Als dann noch Juli, Kanzlergattin und zugleich Art Mayers große Jugendliebe, ins Spiel kommt, entwickeln sich die Ermittlungen zu einem regelrechten Albtraum. Autor Marc Raabe schafft es auch im 4. Band der Art-Mayer-Serie mit zahlreichen Wendungen immer wieder neue glaubhafte Szenarien zu entwerfen und ein rasantes Tempo vorzulegen.
Als dann auch noch Art Mayer selbst ins Visier der Ermittler gerät und gleich seine Kollegin Nele von den Ermittlungen abgezogen wird, kann man den hochgradig spannenden Thriller gar nicht mehr aus der Hand legen. Als Leser*in kann man lange nicht zwischen Wahrheit, Manipulation und Fake unterscheiden und lässt sich auf einen perfekt konstruierten Pageturner ein, in dem politische Macht, Dynamiken aus dem Social-Media-Bereich sowie emotionale Empfindungen abwechseln und nicht nur für eine atemberaubende Spannung, sondern zum Teil auch für Beklemmung sorgen.

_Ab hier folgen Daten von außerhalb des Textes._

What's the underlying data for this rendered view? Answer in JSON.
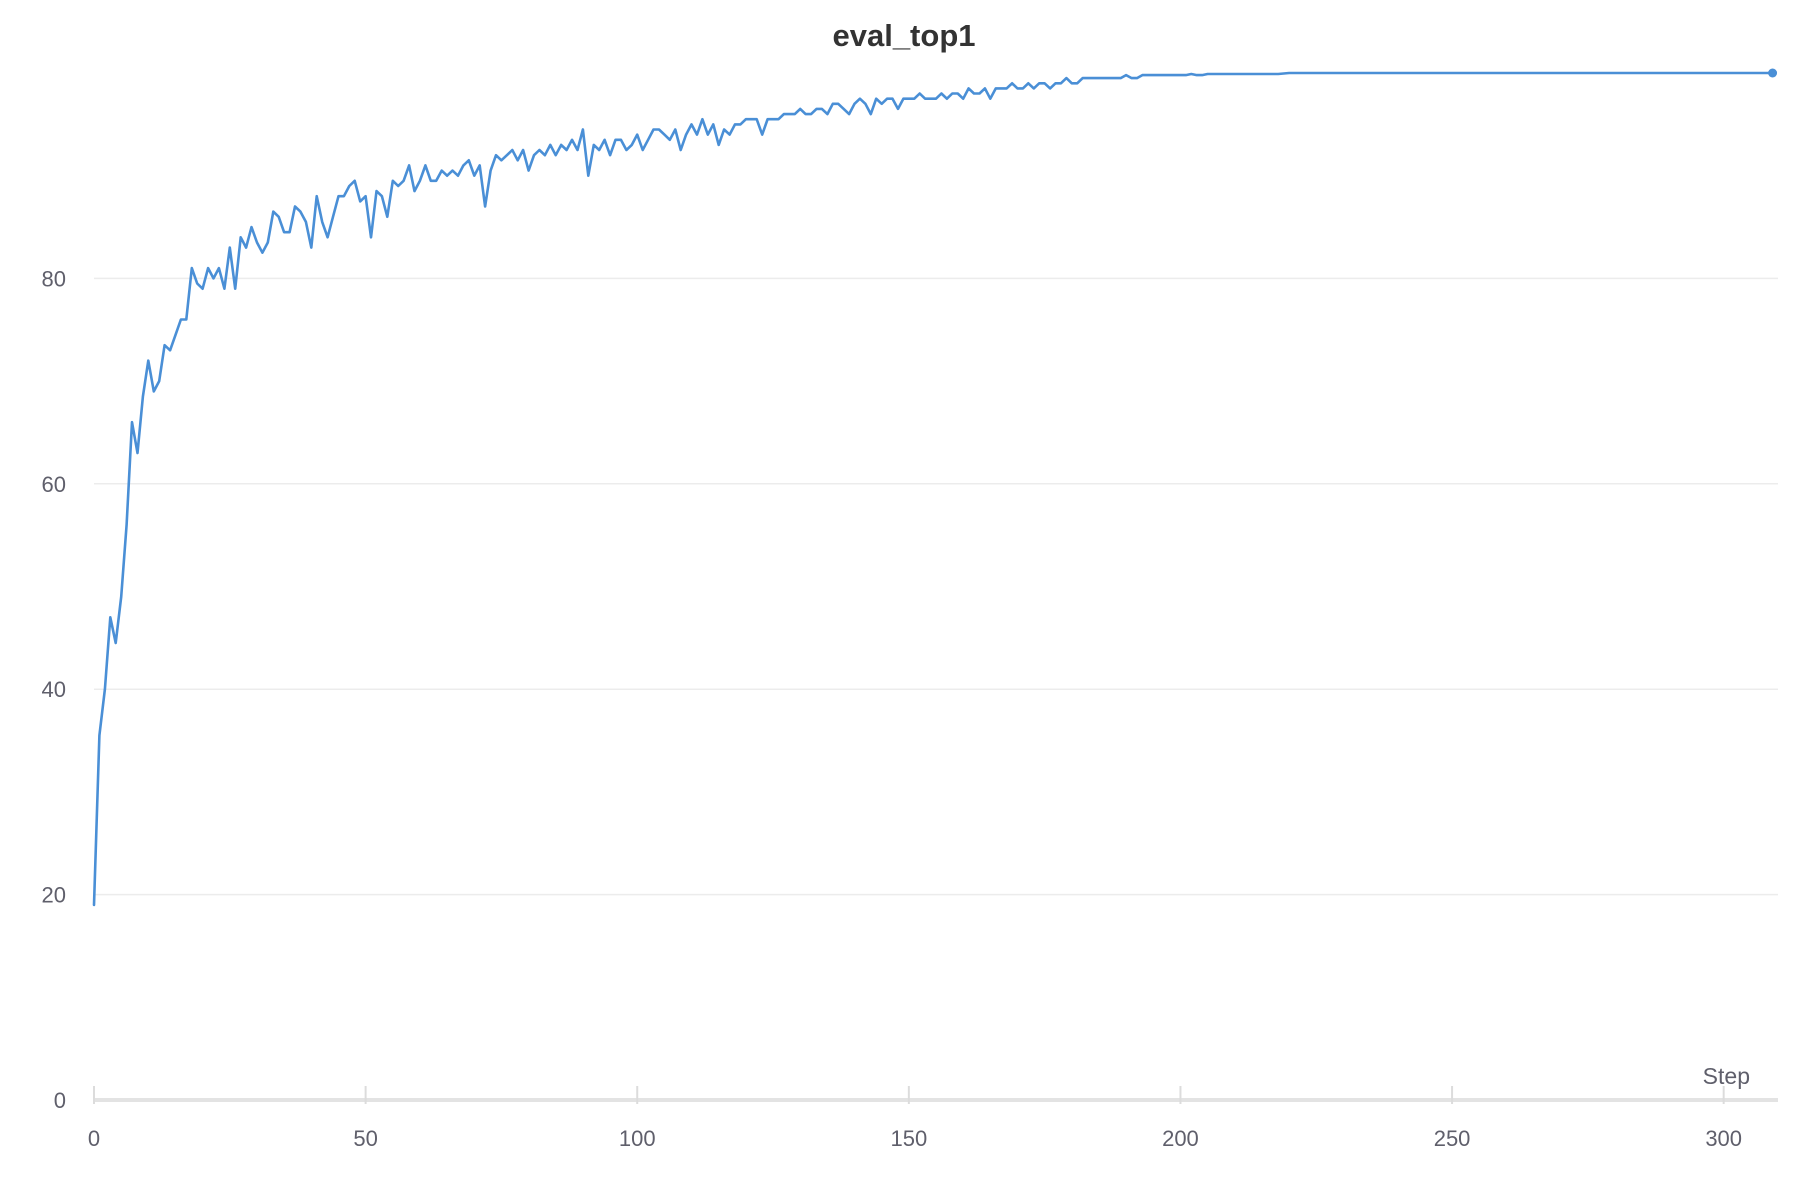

Ermittler Art Mayer muss sich einmal mehr fragen, wem er überhaupt noch vertrauen kann. Die Protagonisten aus den drei vorangegangenen Bänden, allen voran Leo Tempel, Milla und Martin Buchwald fühlen sich inzwischen wie gute Bekannte an – aber auch, wer die Vorgängerbände nicht gelesen hat, ist schnell mitten im Geschehen, da die Zusammenhänge gut nachvollziehbar bleiben.
Durch den angenehm flüssigen Schreibstil des Autors, kurze Kapitel und immer wieder neue Entwicklungen bleibt der Thriller unendlich spannend. Das Umfeld und persönliche Verbindungen der Protagonisten verleihen dem Thriller zusätzlich Tiefe, faszinierend finde ich auch, wie Raabe es schafft, Politik und Macht mit der persönlichen Vergangenheit der Ermittler zu verknüpfen.
Leider scheint die Reihe nach dem 4. Band zu enden. Gegen ein Wiedersehen mit Art Mayer und Nele Tschaikowski hätte ich absolut nichts einzuwenden.